Prévention
Les actions de prévention portent sur les facteurs liés au travail favorisant les consommations, l’encadrement de l’alcool, la procédure à suivre en cas de trouble du comportement et la formation des travailleurs.
Les consommations de substances psychoactives (alcool, tabac, cannabis…) qu’elles soient occasionnelles ou répétées, comportent des risques pour la santé et la sécurité des salariés.
De plus, certains facteurs liés au travail peuvent favoriser les pratiques addictives.
Il est donc nécessaire d’inscrire le risque lié aux pratiques addictives dans le document unique et d’élaborer une démarche de prévention collective associée à la prise en charge des cas individuels.
L’élaboration de la démarche de prévention doit se faire dans un esprit de concertation, d’accompagnement et de soutien.
Démarche de prévention
Concertation
D’une entreprise à l’autre, la perception et l’impact du risque lié aux pratiques addictives peut être différent.
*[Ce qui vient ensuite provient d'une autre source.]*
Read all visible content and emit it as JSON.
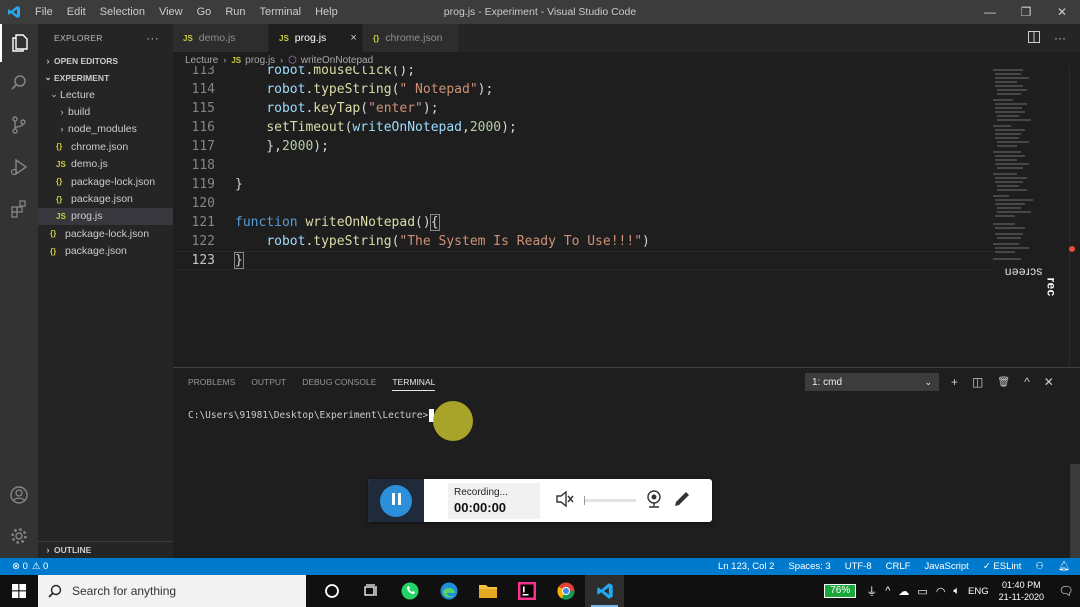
{
  "window": {
    "title": "prog.js - Experiment - Visual Studio Code",
    "menu": [
      "File",
      "Edit",
      "Selection",
      "View",
      "Go",
      "Run",
      "Terminal",
      "Help"
    ],
    "controls": [
      "—",
      "❐",
      "✕"
    ]
  },
  "sidebar": {
    "header": "EXPLORER",
    "more": "···",
    "open_editors": "OPEN EDITORS",
    "root": "EXPERIMENT",
    "items": [
      {
        "label": "Lecture",
        "type": "folder-open"
      },
      {
        "label": "build",
        "type": "folder"
      },
      {
        "label": "node_modules",
        "type": "folder"
      },
      {
        "label": "chrome.json",
        "type": "json"
      },
      {
        "label": "demo.js",
        "type": "js"
      },
      {
        "label": "package-lock.json",
        "type": "json"
      },
      {
        "label": "package.json",
        "type": "json"
      },
      {
        "label": "prog.js",
        "type": "js"
      },
      {
        "label": "package-lock.json",
        "type": "json"
      },
      {
        "label": "package.json",
        "type": "json"
      }
    ],
    "outline": "OUTLINE"
  },
  "tabs": [
    {
      "label": "demo.js",
      "icon": "JS"
    },
    {
      "label": "prog.js",
      "icon": "JS",
      "close": "×"
    },
    {
      "label": "chrome.json",
      "icon": "{}"
    }
  ],
  "breadcrumb": {
    "folder": "Lecture",
    "file": "prog.js",
    "symbol": "writeOnNotepad"
  },
  "editor": {
    "lines": [
      {
        "n": "113",
        "t": [
          "    ",
          "robot",
          ".",
          "mouseClick",
          "();"
        ]
      },
      {
        "n": "114",
        "t": [
          "    ",
          "robot",
          ".",
          "typeString",
          "(",
          "\" Notepad\"",
          ");"
        ]
      },
      {
        "n": "115",
        "t": [
          "    ",
          "robot",
          ".",
          "keyTap",
          "(",
          "\"enter\"",
          ");"
        ]
      },
      {
        "n": "116",
        "t": [
          "    ",
          "setTimeout",
          "(",
          "writeOnNotepad",
          ",",
          "2000",
          ");"
        ]
      },
      {
        "n": "117",
        "t": [
          "    },",
          "2000",
          ");"
        ]
      },
      {
        "n": "118",
        "t": [
          ""
        ]
      },
      {
        "n": "119",
        "t": [
          "}"
        ]
      },
      {
        "n": "120",
        "t": [
          ""
        ]
      },
      {
        "n": "121",
        "t": [
          "function",
          " ",
          "writeOnNotepad",
          "()",
          "{"
        ]
      },
      {
        "n": "122",
        "t": [
          "    ",
          "robot",
          ".",
          "typeString",
          "(",
          "\"The System Is Ready To Use!!!\"",
          ")"
        ]
      },
      {
        "n": "123",
        "t": [
          "}"
        ]
      }
    ]
  },
  "panel": {
    "tabs": [
      "PROBLEMS",
      "OUTPUT",
      "DEBUG CONSOLE",
      "TERMINAL"
    ],
    "active_tab": "TERMINAL",
    "terminal_select": "1: cmd",
    "actions": [
      "+",
      "◫",
      "🗑",
      "^",
      "✕"
    ],
    "prompt": "C:\\Users\\91981\\Desktop\\Experiment\\Lecture>"
  },
  "recorder": {
    "status": "Recording...",
    "time": "00:00:00"
  },
  "watermark": {
    "brand_a": "screen",
    "brand_b": "rec"
  },
  "statusbar": {
    "errors": "⊗ 0",
    "warnings": "⚠ 0",
    "position": "Ln 123, Col 2",
    "spaces": "Spaces: 3",
    "encoding": "UTF-8",
    "eol": "CRLF",
    "language": "JavaScript",
    "eslint": "✓ ESLint"
  },
  "taskbar": {
    "search_placeholder": "Search for anything",
    "battery": "76%",
    "lang": "ENG",
    "time": "01:40 PM",
    "date": "21-11-2020"
  },
  "colors": {
    "accent": "#007acc",
    "titlebar": "#3c3c3c",
    "sidebar": "#252526",
    "editor_bg": "#1e1e1e",
    "record_blue": "#2b90d9",
    "battery_green": "#1aa73b"
  }
}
Aussi, la réussite d’une démarche de prévention nécessite l’implication de l’ensemble des acteurs de l’entreprise à travers, notamment, le Comité social et économique (CSE).
Si nécessaire, il peut être décidé de constituer un groupe de travail piloté par l’employeur, ou son représentant, regroupant des membres des instances représentatives du personnel, des membres de l’encadrement et du service des ressources humaines, des salariés et des membres du service de prévention et de santé au travail.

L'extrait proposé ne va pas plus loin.